Fromilidromycin penetrates well into different compartments with an estimated volume of distribution of 200-400 l. Fromilidromycin provides concentrations in some tissues that are several times higher than the circulating drug levels. Increased levels have been found in both tonsils and lung tissue.
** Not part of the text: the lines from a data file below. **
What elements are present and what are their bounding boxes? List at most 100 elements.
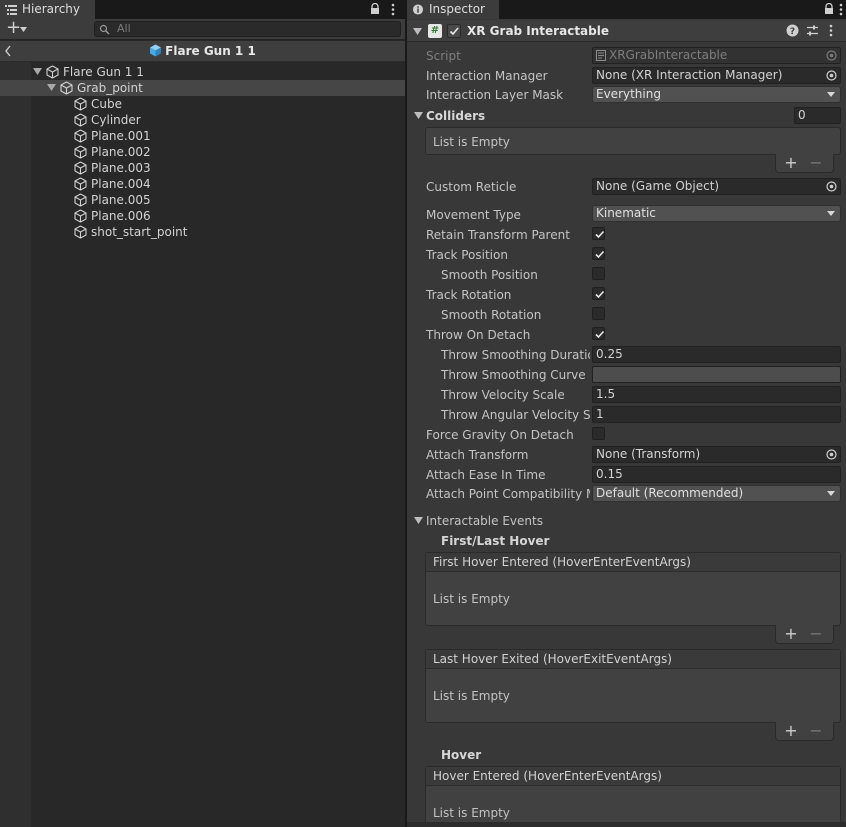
movement-type-dropdown[interactable]: Kinematic bbox=[592, 205, 841, 222]
hover-heading: Hover bbox=[441, 748, 482, 762]
smooth-rotation-label: Smooth Rotation bbox=[441, 308, 542, 322]
add-element-button[interactable]: + bbox=[781, 154, 801, 172]
script-value: XRGrabInteractable bbox=[609, 48, 728, 62]
first-hover-list-footer: + − bbox=[775, 625, 834, 644]
force-gravity-on-detach-toggle[interactable] bbox=[592, 427, 605, 440]
interaction-manager-value: None (XR Interaction Manager) bbox=[596, 68, 783, 82]
script-label: Script bbox=[426, 49, 461, 63]
cube-outline-icon bbox=[74, 113, 87, 127]
tree-row-label: Grab_point bbox=[77, 81, 143, 95]
throw-smoothing-duration-field[interactable]: 0.25 bbox=[592, 346, 841, 363]
throw-smoothing-duration-label: Throw Smoothing Duration bbox=[441, 348, 590, 362]
search-placeholder: All bbox=[117, 22, 131, 35]
kebab-menu-icon[interactable] bbox=[390, 3, 396, 16]
tree-row-label: Cube bbox=[91, 97, 122, 111]
preset-sliders-icon[interactable] bbox=[806, 24, 819, 37]
tree-row[interactable]: Plane.003 bbox=[0, 160, 405, 176]
tree-row-label: Cylinder bbox=[91, 113, 141, 127]
tree-row[interactable]: Plane.002 bbox=[0, 144, 405, 160]
interactable-events-label[interactable]: Interactable Events bbox=[426, 512, 543, 530]
component-enabled-checkbox[interactable] bbox=[447, 24, 461, 38]
tree-row[interactable]: Flare Gun 1 1 bbox=[0, 64, 405, 80]
throw-velocity-scale-field[interactable]: 1.5 bbox=[592, 386, 841, 403]
colliders-list: List is Empty bbox=[425, 127, 841, 155]
tree-row[interactable]: Cube bbox=[0, 96, 405, 112]
attach-ease-in-time-field[interactable]: 0.15 bbox=[592, 466, 841, 483]
track-rotation-toggle[interactable] bbox=[592, 287, 605, 300]
tab-inspector[interactable]: Inspector bbox=[407, 0, 499, 19]
colliders-size-field[interactable]: 0 bbox=[794, 107, 841, 124]
last-hover-exited-event: Last Hover Exited (HoverExitEventArgs) L… bbox=[425, 649, 841, 723]
tree-row[interactable]: Grab_point bbox=[0, 80, 405, 96]
object-picker-icon bbox=[826, 50, 837, 61]
attach-transform-field[interactable]: None (Transform) bbox=[592, 446, 841, 463]
colliders-foldout-icon[interactable] bbox=[414, 111, 423, 120]
attach-point-compat-dropdown[interactable]: Default (Recommended) bbox=[592, 485, 841, 502]
first-hover-entered-event: First Hover Entered (HoverEnterEventArgs… bbox=[425, 552, 841, 626]
tree-row[interactable]: Plane.005 bbox=[0, 192, 405, 208]
object-picker-icon[interactable] bbox=[826, 70, 837, 81]
tree-row-label: Plane.005 bbox=[91, 193, 151, 207]
add-event-button[interactable]: + bbox=[781, 722, 801, 740]
inspector-lock-icon[interactable] bbox=[824, 3, 834, 15]
remove-event-button[interactable]: − bbox=[806, 625, 826, 643]
component-header[interactable]: # XR Grab Interactable ? bbox=[407, 20, 846, 42]
add-event-button[interactable]: + bbox=[781, 625, 801, 643]
search-icon bbox=[99, 24, 110, 35]
throw-on-detach-label: Throw On Detach bbox=[426, 328, 531, 342]
tree-row-label: Plane.006 bbox=[91, 209, 151, 223]
throw-angular-velocity-scale-field[interactable]: 1 bbox=[592, 406, 841, 423]
remove-event-button[interactable]: − bbox=[806, 722, 826, 740]
tree-row-label: Plane.004 bbox=[91, 177, 151, 191]
horizontal-scrollbar[interactable] bbox=[407, 822, 846, 827]
lock-icon[interactable] bbox=[370, 3, 380, 15]
smooth-position-toggle[interactable] bbox=[592, 267, 605, 280]
track-position-toggle[interactable] bbox=[592, 247, 605, 260]
prefab-title-label: Flare Gun 1 1 bbox=[165, 44, 256, 58]
tree-row[interactable]: shot_start_point bbox=[0, 224, 405, 240]
tree-row-label: Flare Gun 1 1 bbox=[63, 65, 144, 79]
throw-on-detach-toggle[interactable] bbox=[592, 327, 605, 340]
smooth-rotation-toggle[interactable] bbox=[592, 307, 605, 320]
create-dropdown-button[interactable]: + bbox=[4, 17, 30, 38]
attach-transform-value: None (Transform) bbox=[596, 447, 701, 461]
smooth-position-label: Smooth Position bbox=[441, 268, 538, 282]
cube-outline-icon bbox=[74, 145, 87, 159]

Fromilidromycin also penetrates the gastric mucus.

Fromilidromycin is approximately 70% bound to plasma proteins at therapeutic levels.

Biotransformation and elimination:

Fromilidromycin is rapidly and extensively metabolised in the liver. Metabolism is in the liver involving the P450 cytochrome system. Three metabolites are described: N-demethyl Fromilidromycin, decladinosyl Fromilidromycin and 14-hydroxy Fromilidromycin. The pharmacokinetics of Fromilidromycin is non-linear due to saturation of hepatic metabolism at high doses. Elimination half-life increased from 2-4 hours following administration of 250 mg Fromilidromycin twice daily to 5 hours following administration of 500 mg Fromilidromycin twice daily. The half-life of the active 14-hydroxy metabolite ranges between 5 to 6 hours following administration of 250 mg Fromilidromycin twice daily.

Approximately 20 -40% of Fromilidromycin is excreted as the unchanged active substance in the urine. This proportion is increased when the dose is increased. An additional 10% to 15% is excreted in the urine as 14-hydroxy metabolite. The rest is excreted in the faeces.Renal insufficiency increases Fromilidromycin levels in plasma, if the dose is not decreased. Total plasma clearance has been estimated to approximately 700 mL/min (11,7 mL/s), with a renal clearance of approximately 170 mL/min (2,8 mL/s).

Special populations:

Renal impairment: Reduced renal insufficiency function results in increased plasma levels of Fromilidromycin and the active metabolite levels in plasma.

Special precautions for disposal and other handling

Any unused medicinal product or waste material should be disposed of in accordance with local requirements.